Как бы там ни было, Гена Лель — одна из самых колоритных фигур в ОТО, и во многом его абсолютно бескорыстными заботами и хлопотами, проявленными во время поездок и походов, наши ребята ездят на происшествия с широкоформатным «Киевом-6», удивляя необычным фотоаппаратом поднаторевших фотолюбителей, печатают оперативные снимки на какой-то изысканной итальянской бумаге «Феррания» и многое другое.
Процент умельцев среди сотрудников кинофотоотделения значительно выше, чем по другим отделениям.
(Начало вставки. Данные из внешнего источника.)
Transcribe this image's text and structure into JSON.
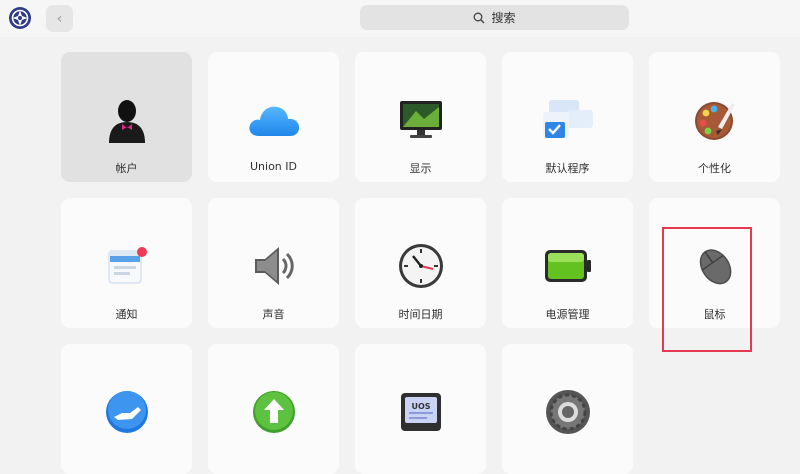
{
  "header": {
    "search_placeholder": "搜索",
    "back_icon": "chevron-left-icon",
    "logo_icon": "control-center-logo-icon"
  },
  "tiles": [
    {
      "label": "帐户",
      "icon": "account-icon",
      "selected": true
    },
    {
      "label": "Union ID",
      "icon": "cloud-icon"
    },
    {
      "label": "显示",
      "icon": "display-icon"
    },
    {
      "label": "默认程序",
      "icon": "default-apps-icon"
    },
    {
      "label": "个性化",
      "icon": "palette-icon"
    },
    {
      "label": "通知",
      "icon": "notification-icon"
    },
    {
      "label": "声音",
      "icon": "speaker-icon"
    },
    {
      "label": "时间日期",
      "icon": "clock-icon"
    },
    {
      "label": "电源管理",
      "icon": "battery-icon"
    },
    {
      "label": "鼠标",
      "icon": "mouse-icon",
      "highlighted": true
    },
    {
      "label": "",
      "icon": "assistance-hand-icon"
    },
    {
      "label": "",
      "icon": "update-arrow-icon"
    },
    {
      "label": "",
      "icon": "uos-system-info-icon"
    },
    {
      "label": "",
      "icon": "general-settings-gear-icon"
    }
  ],
  "colors": {
    "highlight": "#e53950",
    "accent": "#2f7de1"
  }
}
То и дело они вытаскивают из своих необъятных карманов какие-то хитрые приборы и приспособления, все знают, все понимают, во всем разбираются, короче, являют собою рабочую аристократию нашего отдела.
И кроме всего прочего, наши фотографы (так мы их называем просто для удобства, так как фотографируем мы все и при каждом кабинете своя фотолаборатория) в свободную минуту никогда не отказываются от приятного разговора, и, наверное, поэтому в их комнатах всегда чуть-чуть шумнее и больше накурено, чем обычно…
Правда, иногда они с таинственным видом запирают двери, и тогда мы знаем — фотографы испытывают что-то новое.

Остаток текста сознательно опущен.